$4.4 billion headache solved. How? Chronicle has no explanation

$4.4 billion headache solved. How? Chronicle has no explanation

innumeracyMembers of the media's aversion to math — especially to explaining how numbers work when explaining spending decisions in public policy — is hard to miss. For years, few stories by California journalists on pensions and retirement benefits really dug into the numbers.

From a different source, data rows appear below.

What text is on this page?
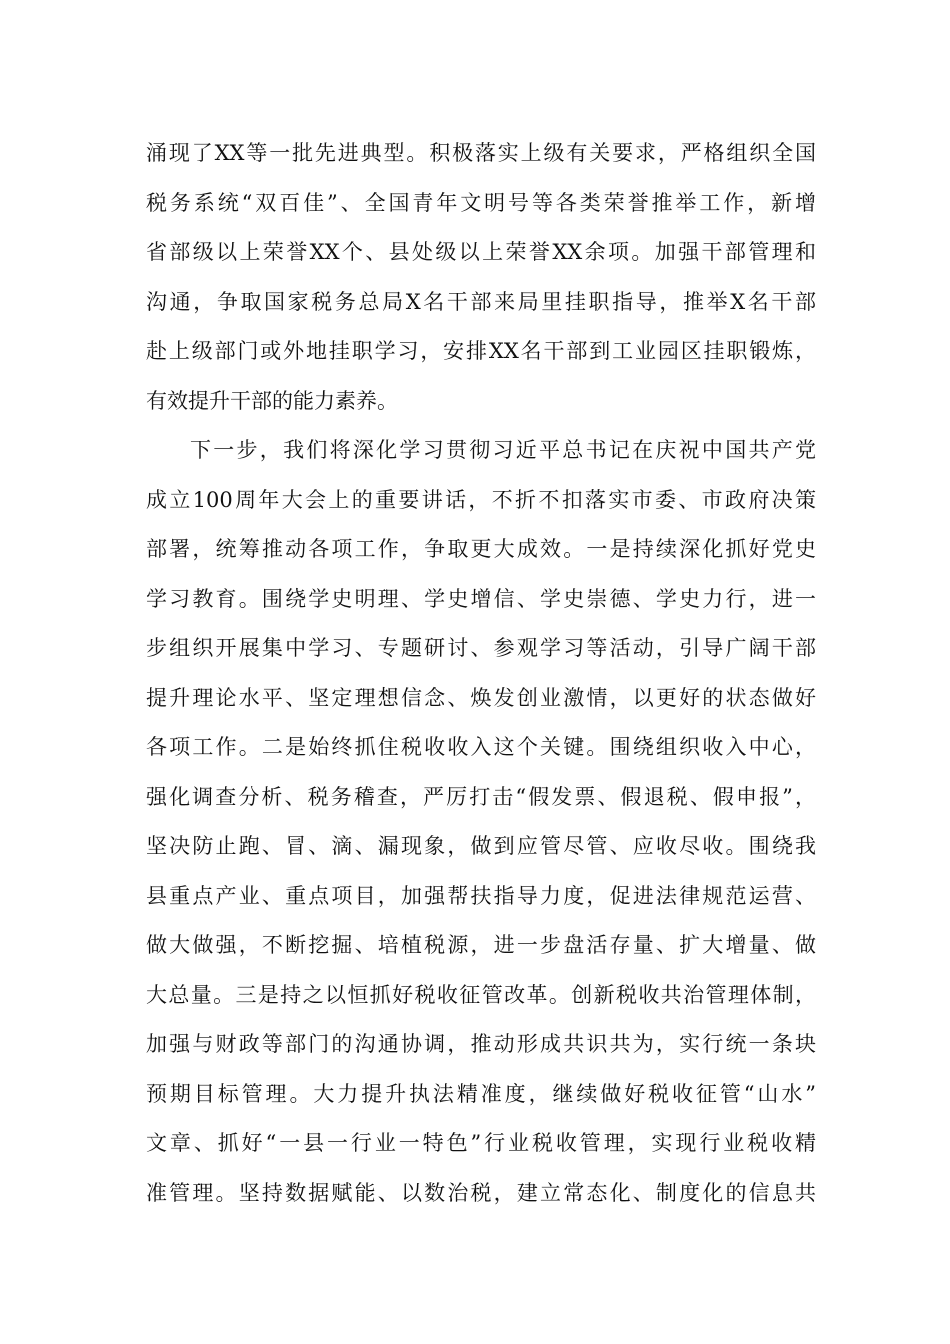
涌现了XX等一批先进典型。积极落实上级有关要求，严格组织全国
税务系统“双百佳”、全国青年文明号等各类荣誉推举工作，新增
省部级以上荣誉XX个、县处级以上荣誉XX余项。加强干部管理和
沟通，争取国家税务总局X名干部来局里挂职指导，推举X名干部
赴上级部门或外地挂职学习，安排XX名干部到工业园区挂职锻炼，
有效提升干部的能力素养。
下一步，我们将深化学习贯彻习近平总书记在庆祝中国共产党
成立100周年大会上的重要讲话，不折不扣落实市委、市政府决策
部署，统筹推动各项工作，争取更大成效。一是持续深化抓好党史
学习教育。围绕学史明理、学史增信、学史崇德、学史力行，进一
步组织开展集中学习、专题研讨、参观学习等活动，引导广阔干部
提升理论水平、坚定理想信念、焕发创业激情，以更好的状态做好
各项工作。二是始终抓住税收收入这个关键。围绕组织收入中心，
强化调查分析、税务稽查，严厉打击“假发票、假退税、假申报”，
坚决防止跑、冒、滴、漏现象，做到应管尽管、应收尽收。围绕我
县重点产业、重点项目，加强帮扶指导力度，促进法律规范运营、
做大做强，不断挖掘、培植税源，进一步盘活存量、扩大增量、做
大总量。三是持之以恒抓好税收征管改革。创新税收共治管理体制，
加强与财政等部门的沟通协调，推动形成共识共为，实行统一条块
预期目标管理。大力提升执法精准度，继续做好税收征管“山水”
文章、抓好“一县一行业一特色”行业税收管理，实现行业税收精
准管理。坚持数据赋能、以数治税，建立常态化、制度化的信息共
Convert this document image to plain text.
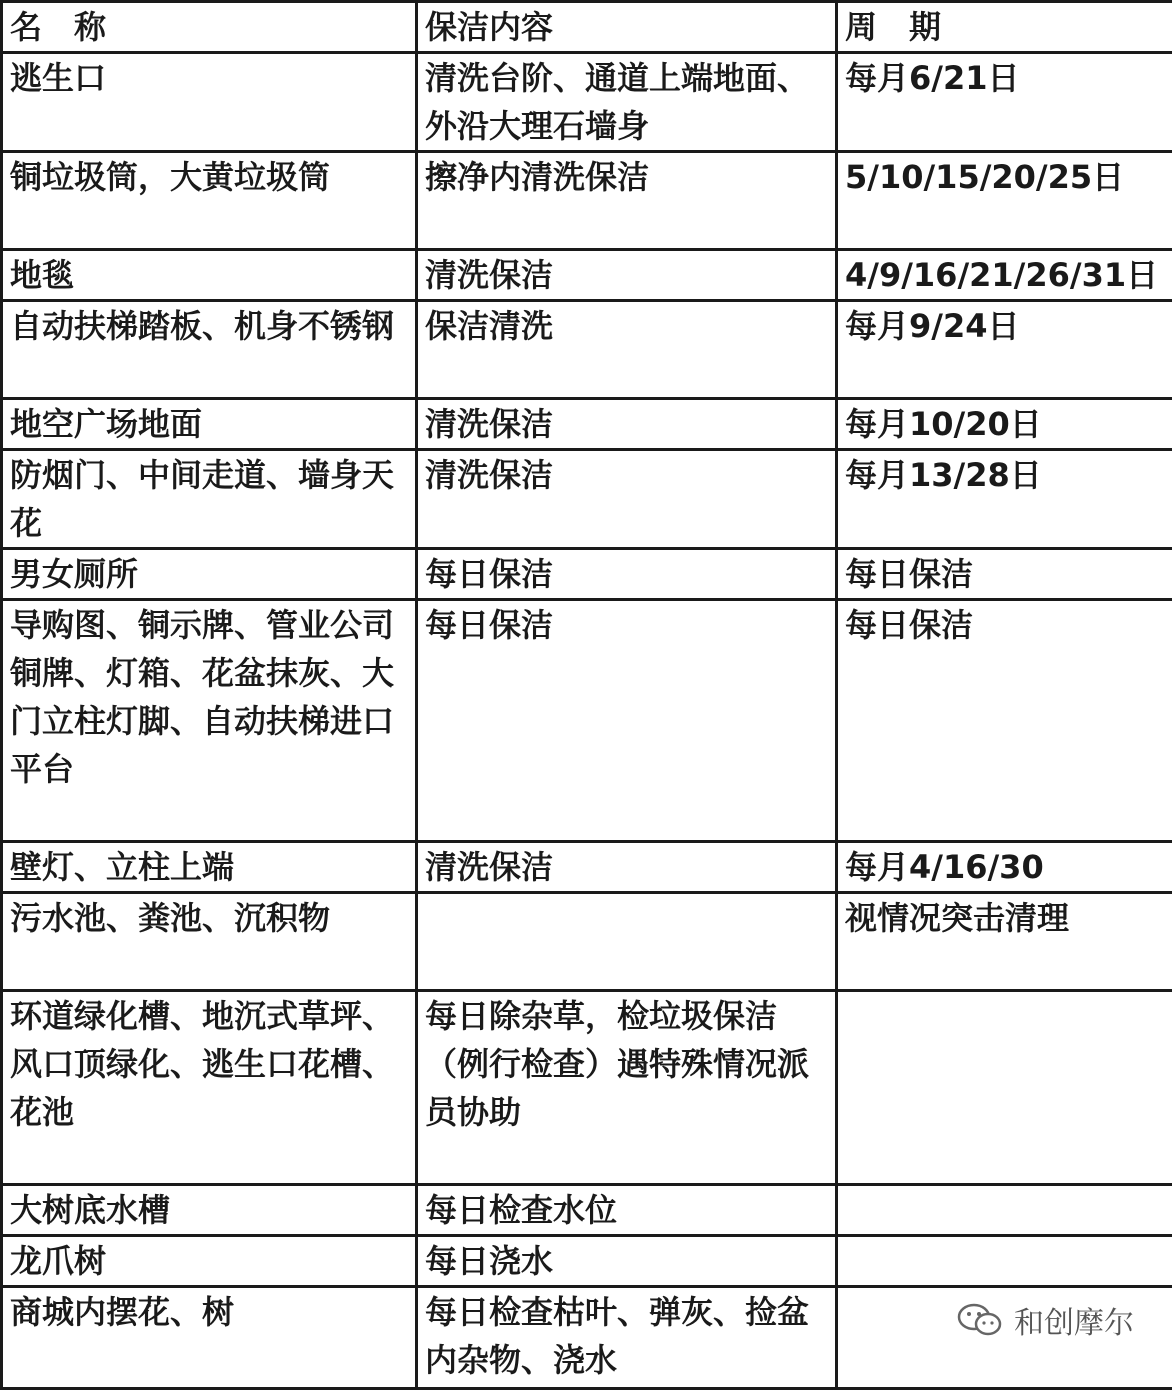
名　称	保洁内容	周　期
逃生口	清洗台阶、通道上端地面、外沿大理石墙身	每月6/21日
铜垃圾筒，大黄垃圾筒	擦净内清洗保洁	5/10/15/20/25日
地毯	清洗保洁	4/9/16/21/26/31日
自动扶梯踏板、机身不锈钢	保洁清洗	每月9/24日
地空广场地面	清洗保洁	每月10/20日
防烟门、中间走道、墙身天花	清洗保洁	每月13/28日
男女厕所	每日保洁	每日保洁
导购图、铜示牌、管业公司铜牌、灯箱、花盆抹灰、大门立柱灯脚、自动扶梯进口平台	每日保洁	每日保洁
壁灯、立柱上端	清洗保洁	每月4/16/30
污水池、粪池、沉积物		视情况突击清理
环道绿化槽、地沉式草坪、风口顶绿化、逃生口花槽、花池	每日除杂草，检垃圾保洁（例行检查）遇特殊情况派员协助	
大树底水槽	每日检查水位	
龙爪树	每日浇水	
商城内摆花、树	每日检查枯叶、弹灰、捡盆内杂物、浇水	
和创摩尔
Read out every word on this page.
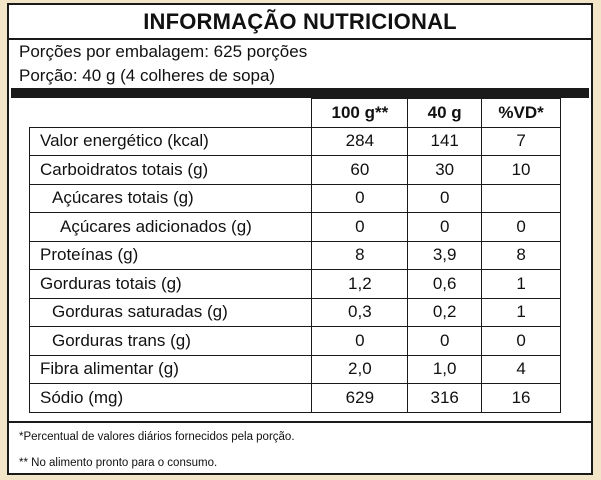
INFORMAÇÃO NUTRICIONAL
Porções por embalagem: 625 porções
Porção: 40 g (4 colheres de sopa)
	100 g**	40 g	%VD*
Valor energético (kcal)	284	141	7
Carboidratos totais (g)	60	30	10
Açúcares totais (g)	0	0	
Açúcares adicionados (g)	0	0	0
Proteínas (g)	8	3,9	8
Gorduras totais (g)	1,2	0,6	1
Gorduras saturadas (g)	0,3	0,2	1
Gorduras trans (g)	0	0	0
Fibra alimentar (g)	2,0	1,0	4
Sódio (mg)	629	316	16
*Percentual de valores diários fornecidos pela porção.
** No alimento pronto para o consumo.
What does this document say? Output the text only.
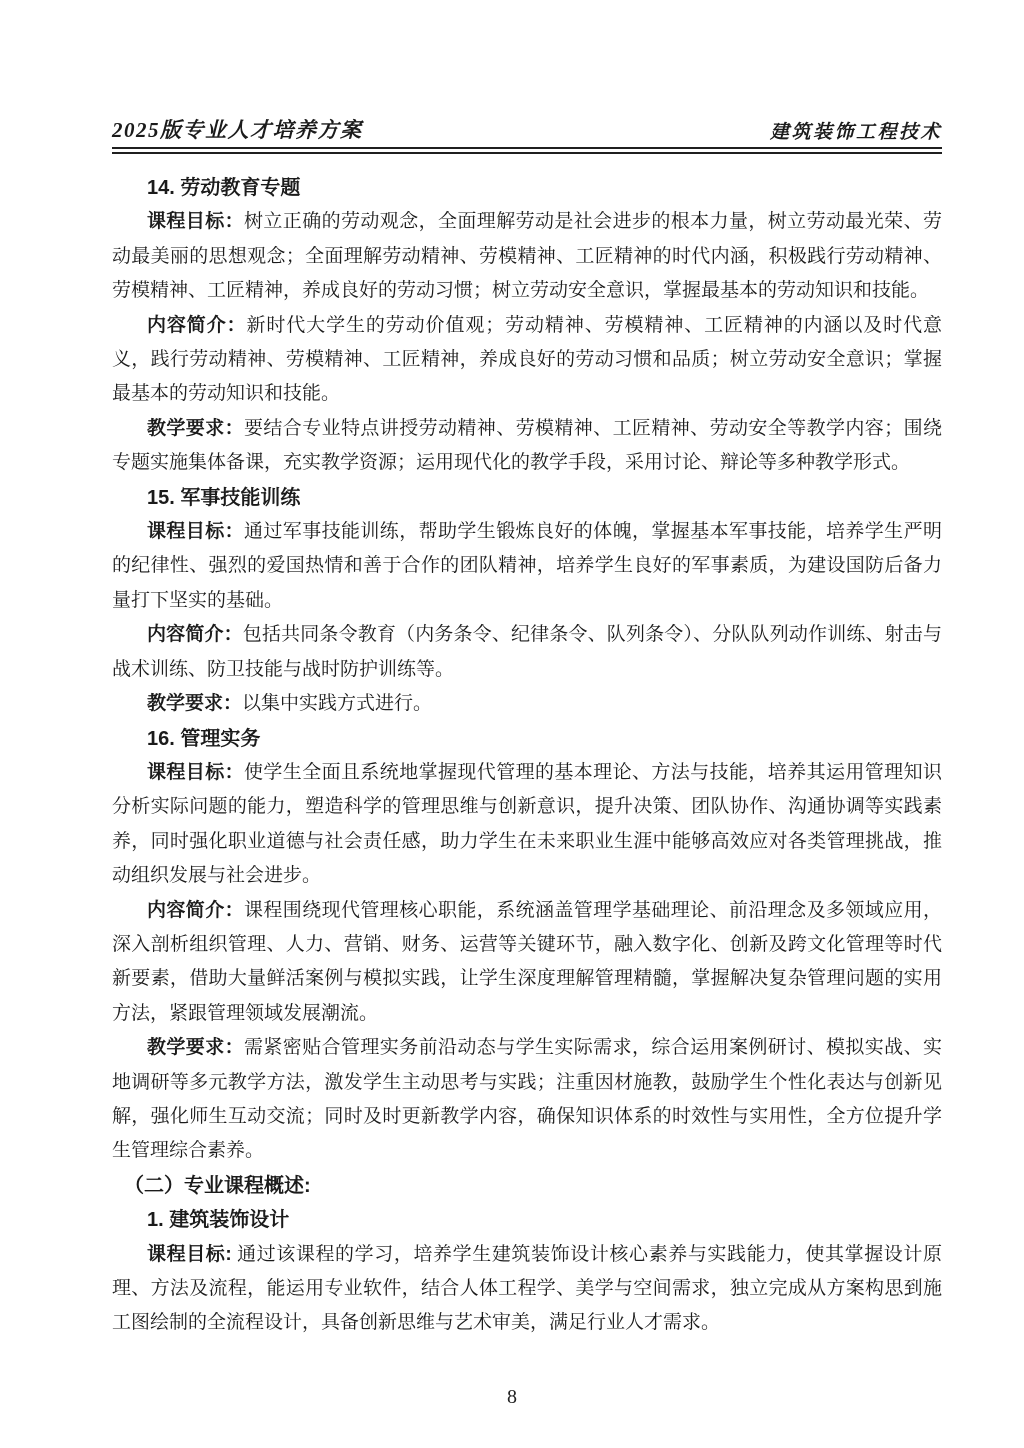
2025版专业人才培养方案	建筑装饰工程技术
14. 劳动教育专题

课程目标：树立正确的劳动观念，全面理解劳动是社会进步的根本力量，树立劳动最光荣、劳动最美丽的思想观念；全面理解劳动精神、劳模精神、工匠精神的时代内涵，积极践行劳动精神、劳模精神、工匠精神，养成良好的劳动习惯；树立劳动安全意识，掌握最基本的劳动知识和技能。

内容简介：新时代大学生的劳动价值观；劳动精神、劳模精神、工匠精神的内涵以及时代意义，践行劳动精神、劳模精神、工匠精神，养成良好的劳动习惯和品质；树立劳动安全意识；掌握最基本的劳动知识和技能。

教学要求：要结合专业特点讲授劳动精神、劳模精神、工匠精神、劳动安全等教学内容；围绕专题实施集体备课，充实教学资源；运用现代化的教学手段，采用讨论、辩论等多种教学形式。

15. 军事技能训练

课程目标：通过军事技能训练，帮助学生锻炼良好的体魄，掌握基本军事技能，培养学生严明的纪律性、强烈的爱国热情和善于合作的团队精神，培养学生良好的军事素质，为建设国防后备力量打下坚实的基础。

内容简介：包括共同条令教育（内务条令、纪律条令、队列条令）、分队队列动作训练、射击与战术训练、防卫技能与战时防护训练等。

教学要求：以集中实践方式进行。

16. 管理实务

课程目标：使学生全面且系统地掌握现代管理的基本理论、方法与技能，培养其运用管理知识分析实际问题的能力，塑造科学的管理思维与创新意识，提升决策、团队协作、沟通协调等实践素养，同时强化职业道德与社会责任感，助力学生在未来职业生涯中能够高效应对各类管理挑战，推动组织发展与社会进步。

内容简介：课程围绕现代管理核心职能，系统涵盖管理学基础理论、前沿理念及多领域应用，深入剖析组织管理、人力、营销、财务、运营等关键环节，融入数字化、创新及跨文化管理等时代新要素，借助大量鲜活案例与模拟实践，让学生深度理解管理精髓，掌握解决复杂管理问题的实用方法，紧跟管理领域发展潮流。

教学要求：需紧密贴合管理实务前沿动态与学生实际需求，综合运用案例研讨、模拟实战、实地调研等多元教学方法，激发学生主动思考与实践；注重因材施教，鼓励学生个性化表达与创新见解，强化师生互动交流；同时及时更新教学内容，确保知识体系的时效性与实用性，全方位提升学生管理综合素养。

（二）专业课程概述:
1. 建筑装饰设计

课程目标: 通过该课程的学习，培养学生建筑装饰设计核心素养与实践能力，使其掌握设计原理、方法及流程，能运用专业软件，结合人体工程学、美学与空间需求，独立完成从方案构思到施工图绘制的全流程设计，具备创新思维与艺术审美，满足行业人才需求。

8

So when the pension tsunami began to hit a few years ago, many Californians were more surprised than they should have been.

Today's San Francisco Chronicle offers a story that's a classic example of not just journalistic innumeracy but avoidance.

“San Francisco voters will be asked next month to approve a measure that seeks to eliminate a projected $4.4 billion shortfall in the city's retiree health care fund over the coming decades, all without increasing employee or taxpayer contributions.

“That lack of cost has resulted in widespread support from both labor and business groups for Proposition A, which was authored by Supervisor Mark Farrell, was placed on the ballot by the entire Board of Supervisors and is supported by Mayor Ed Lee.”

So what is this miracle solution that makes a $4.4 billion headache disappear “without increasing employee or taxpayer contributions”?

Reporter Marisa Lagos never explains beyond this:

“Just one city union opposes the measure, which would tackle the deficit by prohibiting the city from raiding a health care fund established in 2011. Prop. A effectively changes retiree health care from a pay-as-you-go model to a fully funded account by 2045.”

What San Francisco's elected leaders have come up with may in fact be a good long-term solution to a big problem. But who knows what the solution is? One can't tell from the Chronicle's account.